Cronaca di una rinascita’

Ho aperto questo blog per parlare di emozioni e di sentimenti. Ed eccomi qua, a parlare di nuovo di questo.
Come diceva una mia amica molto cara, Daniela Vitelaru, l’inizio di un nuovo anno può essere anche un momento di rinascitá interiore.
Ebbene, per me in un certo senso è stato proprio cosi.
Il 26 Dicembre è stato uno dei giorni più brutti di tutta la mia vita. Stavo a pezzi, morta dentro ed inerte, senza sogni senza illusioni. Un mondo di valori, un mio mondo tutto crollato all’improvviso. Uno shock.
Sotto un impulso pazzo, sfidando la crisi economica, mandando a fare in culo l’equilibrio e la razionalità che mi caratterizza, ho preso il primo aereo e sono volata a Bucarest. Ed ho fatto bene. Anzi, molto bene.
Ed ho visto la Romania, il mio Paese natale in altri colori. Non i colori delle mancanze, della crisi economica che si risente abbastanza pure lí, e nemmeno attraverso le immagini che spesso i miei colleghi della stampa italiana propongono. E neanche attraverso i prezzi troppo alti per gli stipendi romeni, oppure tutte le altre critiche che alcuni dei miei concittadini che si spacciano per opinionisti fanno.
No. In Romania ho riscoperto l’affetto sincero, l’amicizia sincera che dura attraverso gli anni, il calore e l’ospitalità della gente, la gioia e la felicita delle cose semplici semplici in apparenza ma piene di significato quando sono di cuore, la genuinità di un pranzo cucinato solo per te, il sapore di uno spumante scarso, comprato all’ultimo momento, ma che ha più sapore di un Don Perignon quando accanto ci sono le persone giuste.
E ho ballato la notte di capodanno sulla musica di Vangelis ed il mio vestito sembrava più bello di quella della principessa Sissi e quel piccolo appartamento di Militari era più lussuoso di ogni sala di Versailles. E mi sono sentita di nuovo bella, bellissima nel riflesso di quegli occhi, pur non avendo nemmeno un’ombra di rossetto o di trucco. Ma sono stata me stessa e sono stata immensamente felice. Non lo credevo più possibile.
È stato anche un momento di riflessione.

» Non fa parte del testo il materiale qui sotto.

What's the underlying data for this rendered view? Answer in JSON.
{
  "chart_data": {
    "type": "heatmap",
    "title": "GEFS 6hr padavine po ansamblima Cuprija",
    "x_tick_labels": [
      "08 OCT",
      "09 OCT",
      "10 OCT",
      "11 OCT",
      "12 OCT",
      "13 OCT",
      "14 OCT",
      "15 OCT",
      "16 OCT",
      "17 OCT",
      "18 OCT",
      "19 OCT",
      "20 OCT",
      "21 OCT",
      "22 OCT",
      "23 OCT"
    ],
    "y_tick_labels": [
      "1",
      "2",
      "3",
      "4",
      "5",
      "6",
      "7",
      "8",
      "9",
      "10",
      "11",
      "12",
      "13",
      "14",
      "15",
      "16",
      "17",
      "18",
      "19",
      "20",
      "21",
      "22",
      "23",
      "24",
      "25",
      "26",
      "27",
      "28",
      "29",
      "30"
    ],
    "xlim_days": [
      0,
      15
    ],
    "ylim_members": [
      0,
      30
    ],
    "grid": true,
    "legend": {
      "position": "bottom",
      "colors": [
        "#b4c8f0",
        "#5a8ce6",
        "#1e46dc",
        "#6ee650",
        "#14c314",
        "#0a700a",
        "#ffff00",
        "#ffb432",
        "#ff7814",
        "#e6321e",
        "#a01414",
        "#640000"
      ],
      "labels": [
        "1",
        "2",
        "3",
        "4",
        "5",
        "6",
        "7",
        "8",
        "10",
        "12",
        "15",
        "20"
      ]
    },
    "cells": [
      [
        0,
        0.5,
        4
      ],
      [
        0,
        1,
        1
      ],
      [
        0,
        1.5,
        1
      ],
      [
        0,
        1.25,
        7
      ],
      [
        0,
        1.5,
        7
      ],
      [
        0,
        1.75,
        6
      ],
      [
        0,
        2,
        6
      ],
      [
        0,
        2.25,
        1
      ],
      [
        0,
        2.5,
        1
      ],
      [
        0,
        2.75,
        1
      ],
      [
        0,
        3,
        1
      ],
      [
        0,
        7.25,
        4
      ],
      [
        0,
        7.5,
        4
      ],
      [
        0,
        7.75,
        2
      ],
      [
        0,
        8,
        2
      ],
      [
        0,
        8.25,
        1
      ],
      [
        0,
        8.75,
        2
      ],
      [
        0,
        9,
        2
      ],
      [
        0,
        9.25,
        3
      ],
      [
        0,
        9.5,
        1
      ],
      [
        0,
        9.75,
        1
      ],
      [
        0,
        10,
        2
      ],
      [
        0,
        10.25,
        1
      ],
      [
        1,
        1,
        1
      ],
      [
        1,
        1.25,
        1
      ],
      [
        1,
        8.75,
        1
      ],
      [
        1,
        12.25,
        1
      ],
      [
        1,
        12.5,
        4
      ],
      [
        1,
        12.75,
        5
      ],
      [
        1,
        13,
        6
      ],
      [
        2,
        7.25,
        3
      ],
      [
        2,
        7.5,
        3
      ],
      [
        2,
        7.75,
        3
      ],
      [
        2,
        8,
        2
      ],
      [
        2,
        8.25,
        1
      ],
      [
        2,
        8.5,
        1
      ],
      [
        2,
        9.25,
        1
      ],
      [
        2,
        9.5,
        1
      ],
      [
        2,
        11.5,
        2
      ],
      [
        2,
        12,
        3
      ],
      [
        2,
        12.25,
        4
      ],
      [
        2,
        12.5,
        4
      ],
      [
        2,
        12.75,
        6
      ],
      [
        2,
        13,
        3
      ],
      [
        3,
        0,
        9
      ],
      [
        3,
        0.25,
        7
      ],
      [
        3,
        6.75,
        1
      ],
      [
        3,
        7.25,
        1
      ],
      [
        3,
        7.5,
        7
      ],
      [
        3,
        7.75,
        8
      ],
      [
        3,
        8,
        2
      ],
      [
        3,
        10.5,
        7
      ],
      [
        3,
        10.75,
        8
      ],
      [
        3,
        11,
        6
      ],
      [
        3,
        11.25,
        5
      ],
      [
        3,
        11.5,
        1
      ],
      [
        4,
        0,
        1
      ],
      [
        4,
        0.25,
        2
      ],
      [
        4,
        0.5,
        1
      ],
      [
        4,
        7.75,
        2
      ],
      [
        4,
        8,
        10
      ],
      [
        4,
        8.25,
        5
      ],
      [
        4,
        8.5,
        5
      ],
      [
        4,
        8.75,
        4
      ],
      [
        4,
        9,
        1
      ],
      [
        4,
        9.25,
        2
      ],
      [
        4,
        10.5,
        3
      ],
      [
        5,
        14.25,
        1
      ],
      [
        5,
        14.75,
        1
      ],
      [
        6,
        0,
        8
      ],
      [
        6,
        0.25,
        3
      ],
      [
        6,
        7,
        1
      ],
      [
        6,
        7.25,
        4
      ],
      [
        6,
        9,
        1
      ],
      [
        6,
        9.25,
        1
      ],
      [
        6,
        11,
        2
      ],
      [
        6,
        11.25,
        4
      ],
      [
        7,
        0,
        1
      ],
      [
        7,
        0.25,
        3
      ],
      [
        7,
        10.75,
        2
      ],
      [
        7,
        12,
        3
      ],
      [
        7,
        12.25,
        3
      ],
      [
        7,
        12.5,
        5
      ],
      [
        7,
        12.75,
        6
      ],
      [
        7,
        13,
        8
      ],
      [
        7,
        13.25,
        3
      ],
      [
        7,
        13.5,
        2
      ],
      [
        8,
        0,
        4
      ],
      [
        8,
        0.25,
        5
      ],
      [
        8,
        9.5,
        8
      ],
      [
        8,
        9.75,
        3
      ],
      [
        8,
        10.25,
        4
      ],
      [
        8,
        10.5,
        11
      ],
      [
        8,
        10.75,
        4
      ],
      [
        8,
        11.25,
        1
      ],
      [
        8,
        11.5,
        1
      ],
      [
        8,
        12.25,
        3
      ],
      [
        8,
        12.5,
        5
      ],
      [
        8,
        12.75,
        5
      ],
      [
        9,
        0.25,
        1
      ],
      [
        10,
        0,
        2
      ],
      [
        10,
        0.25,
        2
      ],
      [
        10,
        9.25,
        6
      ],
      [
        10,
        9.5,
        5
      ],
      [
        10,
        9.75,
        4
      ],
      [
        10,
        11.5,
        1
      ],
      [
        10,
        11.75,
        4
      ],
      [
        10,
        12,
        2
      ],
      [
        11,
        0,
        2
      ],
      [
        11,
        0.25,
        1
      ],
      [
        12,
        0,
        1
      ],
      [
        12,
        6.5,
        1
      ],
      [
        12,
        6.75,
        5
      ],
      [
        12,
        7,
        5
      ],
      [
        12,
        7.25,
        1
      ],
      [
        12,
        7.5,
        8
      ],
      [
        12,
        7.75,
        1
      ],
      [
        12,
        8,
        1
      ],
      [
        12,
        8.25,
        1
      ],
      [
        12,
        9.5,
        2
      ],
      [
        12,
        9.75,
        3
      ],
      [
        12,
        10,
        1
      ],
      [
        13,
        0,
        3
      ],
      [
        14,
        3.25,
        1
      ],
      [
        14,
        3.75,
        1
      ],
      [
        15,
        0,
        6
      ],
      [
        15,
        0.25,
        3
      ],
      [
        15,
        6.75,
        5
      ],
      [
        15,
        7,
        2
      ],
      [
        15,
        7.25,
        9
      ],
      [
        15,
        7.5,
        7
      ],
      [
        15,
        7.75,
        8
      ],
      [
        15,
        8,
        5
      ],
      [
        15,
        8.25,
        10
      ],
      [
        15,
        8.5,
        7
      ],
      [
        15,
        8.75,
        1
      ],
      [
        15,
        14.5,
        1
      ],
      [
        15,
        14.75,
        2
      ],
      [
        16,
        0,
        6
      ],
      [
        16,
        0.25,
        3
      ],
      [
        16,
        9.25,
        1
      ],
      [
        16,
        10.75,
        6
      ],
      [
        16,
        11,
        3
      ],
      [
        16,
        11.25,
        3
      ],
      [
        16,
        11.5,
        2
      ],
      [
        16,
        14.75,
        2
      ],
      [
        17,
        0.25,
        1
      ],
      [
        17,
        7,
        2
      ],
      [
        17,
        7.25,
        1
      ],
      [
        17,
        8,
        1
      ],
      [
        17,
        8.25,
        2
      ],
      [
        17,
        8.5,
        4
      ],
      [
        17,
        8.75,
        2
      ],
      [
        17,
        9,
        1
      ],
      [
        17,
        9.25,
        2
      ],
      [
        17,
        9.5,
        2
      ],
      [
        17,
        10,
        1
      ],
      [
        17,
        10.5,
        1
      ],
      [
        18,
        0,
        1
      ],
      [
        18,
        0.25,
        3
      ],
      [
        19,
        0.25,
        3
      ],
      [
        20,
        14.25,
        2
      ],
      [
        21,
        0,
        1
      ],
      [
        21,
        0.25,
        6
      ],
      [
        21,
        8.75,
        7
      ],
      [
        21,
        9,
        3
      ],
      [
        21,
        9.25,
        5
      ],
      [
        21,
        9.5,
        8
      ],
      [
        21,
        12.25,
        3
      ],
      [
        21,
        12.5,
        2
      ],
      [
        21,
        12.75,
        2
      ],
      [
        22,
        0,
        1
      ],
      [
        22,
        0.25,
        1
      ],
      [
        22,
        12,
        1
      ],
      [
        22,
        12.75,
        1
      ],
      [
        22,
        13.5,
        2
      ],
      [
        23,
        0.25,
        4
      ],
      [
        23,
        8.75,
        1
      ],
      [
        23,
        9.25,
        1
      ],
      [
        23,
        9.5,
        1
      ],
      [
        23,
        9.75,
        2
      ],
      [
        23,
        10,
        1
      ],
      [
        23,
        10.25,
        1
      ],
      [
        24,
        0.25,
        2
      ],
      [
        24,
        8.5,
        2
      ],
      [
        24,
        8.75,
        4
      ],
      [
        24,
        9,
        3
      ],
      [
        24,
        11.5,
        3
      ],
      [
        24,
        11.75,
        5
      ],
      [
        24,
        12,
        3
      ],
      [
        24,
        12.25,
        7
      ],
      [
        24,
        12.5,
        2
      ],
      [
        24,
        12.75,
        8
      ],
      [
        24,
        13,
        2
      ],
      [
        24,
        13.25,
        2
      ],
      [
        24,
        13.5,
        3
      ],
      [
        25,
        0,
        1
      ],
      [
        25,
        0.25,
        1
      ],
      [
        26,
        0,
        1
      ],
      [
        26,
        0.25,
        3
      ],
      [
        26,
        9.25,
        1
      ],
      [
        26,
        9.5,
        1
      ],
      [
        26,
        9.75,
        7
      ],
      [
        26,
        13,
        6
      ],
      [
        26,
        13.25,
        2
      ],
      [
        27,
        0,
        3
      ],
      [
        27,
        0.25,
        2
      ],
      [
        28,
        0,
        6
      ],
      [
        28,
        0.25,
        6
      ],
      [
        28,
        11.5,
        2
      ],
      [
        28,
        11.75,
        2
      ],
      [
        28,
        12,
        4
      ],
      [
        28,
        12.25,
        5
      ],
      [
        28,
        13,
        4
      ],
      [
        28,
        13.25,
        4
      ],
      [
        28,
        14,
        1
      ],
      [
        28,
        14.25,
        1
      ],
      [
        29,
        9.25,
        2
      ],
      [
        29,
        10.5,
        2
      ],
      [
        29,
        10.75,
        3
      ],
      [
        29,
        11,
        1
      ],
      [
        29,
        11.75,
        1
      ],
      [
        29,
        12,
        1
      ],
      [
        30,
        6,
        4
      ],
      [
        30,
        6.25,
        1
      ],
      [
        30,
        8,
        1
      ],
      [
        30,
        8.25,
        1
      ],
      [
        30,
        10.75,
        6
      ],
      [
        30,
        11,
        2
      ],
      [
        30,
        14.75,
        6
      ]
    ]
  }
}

Si, perché nel riscoprire quelle gioie, mi sono resa conto anche di quanto sono cambiata.
Ed ho rivisto anche mia madre, uguale, quella di sempre, quella sempre preoccupata per noi. Ma questa sua premura non mi ha più disturbato come quando ero adolescente e le sue mi sembravano delle imposizioni. Non ero riuscita a farle un regalo di Natale e quindi le ho dato dei soldi per comprarsi lei qualcosa di bello, ed invece lei ha comprato delle cose per i miei fratelli. Cose che non erano indispensabili a loro, cose che loro si possono tranquillamente permettere, ma secondo lei necessarie.
Mi ha commosso questa premura, questo amore. No. Per lei, mi disse, vuole solo la salute.
E questa volta ho sorriso quando, come al solito, mi ha detto che sono dimagrita. Ma lei dimagrita mi vede anche se manco 2 ore.
E questa volta l’ho capito: siamo e saremo sempre i suoi cuccioli. Anche quando avremo 80 anni.
E non ho più protestato quando ha voluto riempirmi una borsa con vino ed altre cose anche quelle, secondo lei, assolutamente necessarie.
Credo che sto maturando. Forse finalmente la capisco. Capisco quanto ci vuole bene.
Ed anche mio padre, in realtà mio padrino, ma che mi ha sempre voluto bene come se fossi stata realmente sua figlia. Mi ha voluto aspettare alla stazione alle 4 di notte, anche se io avrei potuto prendere un taxi. Ma lui no. Per lui era importante aspettarmi e regalarmi una cioccolata come quando ero bambina. E mi ha detto che è orgoglioso di me ed è per questo che anche io ne sono orgogliosa. Lui non parla molto, ma a modo suo sa far vedere quando vuole bene a qualcuno.
E mi ha dato i consigli di sempre: fai solo ciò che ti rende felice.
Ed i miei fratelli che hanno deciso di farsi qualche centinaio di chilometri per passare con me il mio compleanno. E mi rendo conto quanto sono cresciuti e quanto sono diventati responsabili. E mi cresce il cuore a vederli cosi combattivi. E’ quasi contagioso il loro entusiasmo e mi da tanta voglia di combattere.
Ed anche la mia migliore amica, che anche se non siamo riuscite a vederci ha tenuto a dimostrarmi il suo affetto, chiamandomi ogni giorno.
Un ritorno al passato, alle origini, può essere spunto per una rinascitá interiore. Ed io sono rinata come una Fenice dalle proprie ceneri. Ed ho sentito di nuovo il mio cuore battere e vibrare e sono stata presa da un’impensabile euforia. Sorridevo ed il mondo mi sorrideva. E persino una gatta nera si è affezionata a me ed ogni mattina mi si sedeva sulle ginocchia in attesa delle coccole. Ed ammappa, quanto protestava se non le riceveva in tempo reale.
E tutto aveva di nuovo gusto e persino leccarsi le ditta durante un pasto molto saporito non sembrava più mancanza di educazione, di bon ton. Come anche fare la spesa nel mercato dove i contadini portano le cose rigorosamente genuine della campagna. Altro che agricoltura biologica.
E mi mancavano anche le locande dove si ascolta musica popolare e si mangiano cose tradizionali, ed è lí che ho voluto passare il mio compleanno.
Ma in Romania è rimasto ancora anche un mondo intellettuale e sono uguali ai tempi dell’università e continuano a prendersela con Kant, a tirare accidenti a Marx davanti ad una birra media. E si continua a litigare sulle origini del cristianesimo sotto nubi di fumo ed a dibattere sul conflitto in Medio Oriente con il sottofondo di una sârba moldava.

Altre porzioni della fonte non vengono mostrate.